Clutch line I would not worry about myself. It experiences less pressure than the brakes do. I wouldn't bother rebuilding the slave it if it is not leaking. Most guys will tell you to just buy a new one. I've had a hard time finding a rebuild kit for them. But if yours is leaking and you can find a rebuild kit cheaper than a new slave cylinder I say do it and save yourself some money. Just make sure that there is no scoring/pitting on the slave before ordering a rebuild kit. If there is new seals won't do you any good.
 
The rubber lines/hoses. The steel lines should be fine unless they are rusty then you may want to replace them depending on how bad the rust is. If it's just surface rust you'll be ok but once there is pitting/pock marks or flaking metal you want to replace them.

Clutch line I would not worry about myself. It experiences less pressure than the brakes do. I wouldn't bother rebuilding the slave it if it is not leaking. Most guys will tell you to just buy a new one. I've had a hard time finding a rebuild kit for them. But if yours is leaking and you can find a rebuild kit cheaper than a new slave cylinder I say do it and save yourself some money. Just make sure that there is no scoring/pitting on the slave before ordering a rebuild kit. If there is new seals won't do you any good.

The lines on my Talon appear to be galvanized or coated or plated with something that's a dull aluminum color that's protected it from rust, so they appear to be good. I'll think about replacing the hoses but they too appear to be fine, no leaking, no bulging, good pressure.

As for the slave, I'll have a look, but when I checked it when it was still on the car with the line connected, I had someone pump the clutch pedal and it moved fine against the clutch fork. I might rebuild it, but it looks like it mostly needs to be cleaned and derusted. The rebuild kit is available from several places for around $24 (assuming it's in stock, but the local Mitsubishi dealer told me they had it when I ordered some parts).

The car is really dirty underneath, which I've been gradually cleaning, and in need of a variety of maintenance work and some fixes, but otherwise it's in pretty decent shape. Nothing yet that I've found that would make me consider junking it, like a bent frame or trashed engine. They built this line well.
 
I'll think about replacing the hoses but they too appear to be fine, no leaking, no bulging, good pressure.

As for the slave, I'll have a look, but when I checked it when it was still on the car with the line connected, I had someone pump the clutch pedal and it moved fine against the clutch fork. I might rebuild it, but it looks like it mostly needs to be cleaned and derusted. The rebuild kit is available from several places for around $24 (assuming it's in stock, but the local Mitsubishi dealer told me they had it when I ordered some parts).
.

Bad break lines do not always show any signs of going bad. Look for cracking in the rubber when you bend the line. They get brittle over time and get small cracks. The cracks are just in the outter layer and won't cause a leak but is a sign they are on their way out. In my experience the only time you see a leak its because your checking them after you lost your breaks and you find the line is split open. Loosing breaks is no fun.
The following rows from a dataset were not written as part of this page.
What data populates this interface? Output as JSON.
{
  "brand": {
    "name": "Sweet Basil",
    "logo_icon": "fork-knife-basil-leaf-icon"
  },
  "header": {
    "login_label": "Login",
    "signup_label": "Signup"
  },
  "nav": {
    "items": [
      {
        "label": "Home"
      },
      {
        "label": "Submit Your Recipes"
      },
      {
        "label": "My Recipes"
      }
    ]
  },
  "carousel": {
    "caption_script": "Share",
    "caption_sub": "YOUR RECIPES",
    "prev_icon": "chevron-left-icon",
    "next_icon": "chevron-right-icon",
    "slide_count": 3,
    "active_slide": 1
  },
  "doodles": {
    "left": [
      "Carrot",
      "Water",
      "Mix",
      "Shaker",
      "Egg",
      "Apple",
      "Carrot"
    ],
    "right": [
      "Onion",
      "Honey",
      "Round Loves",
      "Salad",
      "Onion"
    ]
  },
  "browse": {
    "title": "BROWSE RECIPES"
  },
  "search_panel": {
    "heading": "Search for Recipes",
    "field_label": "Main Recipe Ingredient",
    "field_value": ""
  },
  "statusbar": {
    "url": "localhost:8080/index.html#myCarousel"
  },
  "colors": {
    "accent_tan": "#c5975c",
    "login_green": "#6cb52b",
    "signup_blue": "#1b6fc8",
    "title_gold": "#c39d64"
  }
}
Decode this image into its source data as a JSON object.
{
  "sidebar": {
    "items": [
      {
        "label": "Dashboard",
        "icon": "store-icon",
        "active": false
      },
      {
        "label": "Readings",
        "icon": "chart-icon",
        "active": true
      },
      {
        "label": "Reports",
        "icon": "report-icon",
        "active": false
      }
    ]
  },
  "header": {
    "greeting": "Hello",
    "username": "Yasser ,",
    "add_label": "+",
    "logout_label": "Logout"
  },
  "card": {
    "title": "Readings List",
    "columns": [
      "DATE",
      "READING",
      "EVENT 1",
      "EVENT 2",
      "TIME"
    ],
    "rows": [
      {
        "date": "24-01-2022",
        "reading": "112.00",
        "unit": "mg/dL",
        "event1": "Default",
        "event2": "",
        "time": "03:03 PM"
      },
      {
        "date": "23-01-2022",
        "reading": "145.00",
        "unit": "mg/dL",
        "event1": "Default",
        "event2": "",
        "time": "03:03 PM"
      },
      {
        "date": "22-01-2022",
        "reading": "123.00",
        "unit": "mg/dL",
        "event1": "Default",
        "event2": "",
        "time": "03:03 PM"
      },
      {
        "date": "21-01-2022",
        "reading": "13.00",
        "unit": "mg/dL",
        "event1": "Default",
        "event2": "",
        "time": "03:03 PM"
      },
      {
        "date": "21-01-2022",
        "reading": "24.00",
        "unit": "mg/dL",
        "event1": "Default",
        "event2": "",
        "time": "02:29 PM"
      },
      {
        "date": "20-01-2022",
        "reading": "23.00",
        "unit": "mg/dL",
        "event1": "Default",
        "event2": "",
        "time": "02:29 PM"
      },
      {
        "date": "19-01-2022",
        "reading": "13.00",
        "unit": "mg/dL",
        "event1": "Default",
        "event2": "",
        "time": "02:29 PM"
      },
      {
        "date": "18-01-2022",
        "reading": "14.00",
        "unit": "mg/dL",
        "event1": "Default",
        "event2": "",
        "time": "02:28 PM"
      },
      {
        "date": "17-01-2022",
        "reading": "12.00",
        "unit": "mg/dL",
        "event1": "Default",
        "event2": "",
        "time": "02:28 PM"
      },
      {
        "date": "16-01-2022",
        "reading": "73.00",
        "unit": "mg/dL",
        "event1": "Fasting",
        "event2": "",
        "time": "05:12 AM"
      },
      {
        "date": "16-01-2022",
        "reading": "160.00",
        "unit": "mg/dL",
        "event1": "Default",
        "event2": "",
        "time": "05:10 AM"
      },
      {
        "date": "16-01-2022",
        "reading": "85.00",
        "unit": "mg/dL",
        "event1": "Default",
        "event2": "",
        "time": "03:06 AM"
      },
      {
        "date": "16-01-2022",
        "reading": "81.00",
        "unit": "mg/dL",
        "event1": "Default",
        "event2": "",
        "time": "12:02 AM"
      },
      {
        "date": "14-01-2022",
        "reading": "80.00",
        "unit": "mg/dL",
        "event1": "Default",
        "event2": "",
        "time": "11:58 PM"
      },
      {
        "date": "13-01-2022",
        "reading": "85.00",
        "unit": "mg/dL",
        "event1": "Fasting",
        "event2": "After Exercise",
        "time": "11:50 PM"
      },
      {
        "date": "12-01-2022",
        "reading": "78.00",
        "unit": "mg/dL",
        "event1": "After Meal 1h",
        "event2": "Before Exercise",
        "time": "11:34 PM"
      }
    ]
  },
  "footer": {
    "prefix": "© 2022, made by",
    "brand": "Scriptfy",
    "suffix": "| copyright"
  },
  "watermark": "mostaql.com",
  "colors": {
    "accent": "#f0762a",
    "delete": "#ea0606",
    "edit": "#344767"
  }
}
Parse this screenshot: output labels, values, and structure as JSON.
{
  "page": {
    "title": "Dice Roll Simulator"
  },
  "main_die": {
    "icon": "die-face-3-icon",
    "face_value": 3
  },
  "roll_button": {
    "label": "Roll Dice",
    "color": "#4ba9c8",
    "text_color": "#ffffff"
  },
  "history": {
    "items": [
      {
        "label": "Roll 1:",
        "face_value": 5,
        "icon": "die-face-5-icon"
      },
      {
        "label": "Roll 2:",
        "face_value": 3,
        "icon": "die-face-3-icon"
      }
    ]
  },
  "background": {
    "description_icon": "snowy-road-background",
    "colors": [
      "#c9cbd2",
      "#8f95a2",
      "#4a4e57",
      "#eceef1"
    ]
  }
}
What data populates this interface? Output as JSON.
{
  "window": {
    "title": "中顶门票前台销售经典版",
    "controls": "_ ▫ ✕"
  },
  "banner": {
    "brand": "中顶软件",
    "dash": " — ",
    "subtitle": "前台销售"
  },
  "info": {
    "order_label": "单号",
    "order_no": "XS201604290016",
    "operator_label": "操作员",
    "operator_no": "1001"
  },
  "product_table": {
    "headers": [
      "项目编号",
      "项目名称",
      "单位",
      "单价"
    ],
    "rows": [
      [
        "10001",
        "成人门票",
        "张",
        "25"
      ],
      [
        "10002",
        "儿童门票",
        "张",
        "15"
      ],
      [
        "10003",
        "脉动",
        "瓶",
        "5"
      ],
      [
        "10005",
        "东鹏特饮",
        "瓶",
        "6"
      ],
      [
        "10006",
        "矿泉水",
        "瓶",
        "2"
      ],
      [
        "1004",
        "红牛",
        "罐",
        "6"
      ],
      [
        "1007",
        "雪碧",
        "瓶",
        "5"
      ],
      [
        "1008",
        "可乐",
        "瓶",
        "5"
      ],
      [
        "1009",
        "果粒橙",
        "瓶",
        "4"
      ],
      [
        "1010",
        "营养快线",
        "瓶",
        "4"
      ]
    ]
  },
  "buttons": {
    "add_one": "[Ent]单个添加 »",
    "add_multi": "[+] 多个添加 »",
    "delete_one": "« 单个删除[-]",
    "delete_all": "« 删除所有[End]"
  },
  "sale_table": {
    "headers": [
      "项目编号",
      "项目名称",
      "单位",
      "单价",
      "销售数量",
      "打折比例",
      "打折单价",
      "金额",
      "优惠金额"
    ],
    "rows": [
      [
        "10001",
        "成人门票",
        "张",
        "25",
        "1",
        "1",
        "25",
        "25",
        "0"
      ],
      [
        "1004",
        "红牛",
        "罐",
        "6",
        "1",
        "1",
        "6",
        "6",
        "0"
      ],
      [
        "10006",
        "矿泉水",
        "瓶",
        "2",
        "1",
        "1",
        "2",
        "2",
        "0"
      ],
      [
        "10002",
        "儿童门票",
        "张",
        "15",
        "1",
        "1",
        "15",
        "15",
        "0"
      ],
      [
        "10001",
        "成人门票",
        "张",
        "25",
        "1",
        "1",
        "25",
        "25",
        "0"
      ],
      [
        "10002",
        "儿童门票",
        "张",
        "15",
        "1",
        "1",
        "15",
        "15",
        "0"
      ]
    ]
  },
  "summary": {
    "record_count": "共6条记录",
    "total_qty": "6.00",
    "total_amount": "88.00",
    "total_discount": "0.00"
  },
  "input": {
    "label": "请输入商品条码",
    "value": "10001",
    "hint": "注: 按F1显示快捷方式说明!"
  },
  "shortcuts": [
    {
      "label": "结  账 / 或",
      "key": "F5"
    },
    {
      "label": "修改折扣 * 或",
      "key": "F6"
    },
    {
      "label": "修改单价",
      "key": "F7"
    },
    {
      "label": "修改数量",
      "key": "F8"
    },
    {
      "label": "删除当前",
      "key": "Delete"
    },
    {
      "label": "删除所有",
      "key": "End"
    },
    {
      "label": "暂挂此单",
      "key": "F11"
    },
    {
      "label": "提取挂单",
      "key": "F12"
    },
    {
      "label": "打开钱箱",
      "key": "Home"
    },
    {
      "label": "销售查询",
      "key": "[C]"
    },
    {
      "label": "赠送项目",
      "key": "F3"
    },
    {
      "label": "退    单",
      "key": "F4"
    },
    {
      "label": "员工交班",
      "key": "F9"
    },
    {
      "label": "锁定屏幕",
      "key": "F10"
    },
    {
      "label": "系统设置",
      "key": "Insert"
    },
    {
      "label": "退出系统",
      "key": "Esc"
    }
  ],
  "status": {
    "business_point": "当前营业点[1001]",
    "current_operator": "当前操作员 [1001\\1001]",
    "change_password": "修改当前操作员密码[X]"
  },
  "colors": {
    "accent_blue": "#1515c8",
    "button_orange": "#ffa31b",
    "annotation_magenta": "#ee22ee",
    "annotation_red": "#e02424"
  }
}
If you don't have any fluid leaks from the slave cylinder you should really just leave it. Take the 24 dollars you'd be willing to spend on the kit and put it towards break lines. You can find entire slave cylinders cheaper than 24 dollars also so if you feel you have to replace it you may want to just get a new one.

It's your car so I'm not telling you what to do but just think about where the money is going. If your clutch happens to go out worst case it would cost you a towing bill and more than likely you could refill it and make it home. If your brake lines go out it could cost you much much more than that.
 
I'll have a look at all 4 and see if it's time. It's probably a good idea as a precaution, but with all the things I've had to do to get the car back in shape, it's not something I've thought much about, but clearly it's important. Thing is, if one hose goes bad, because it's a split system the one on the other side and diagonal to it will still work, and the odds that both go bad at once are low. Plus there's the e-brake & downshifting.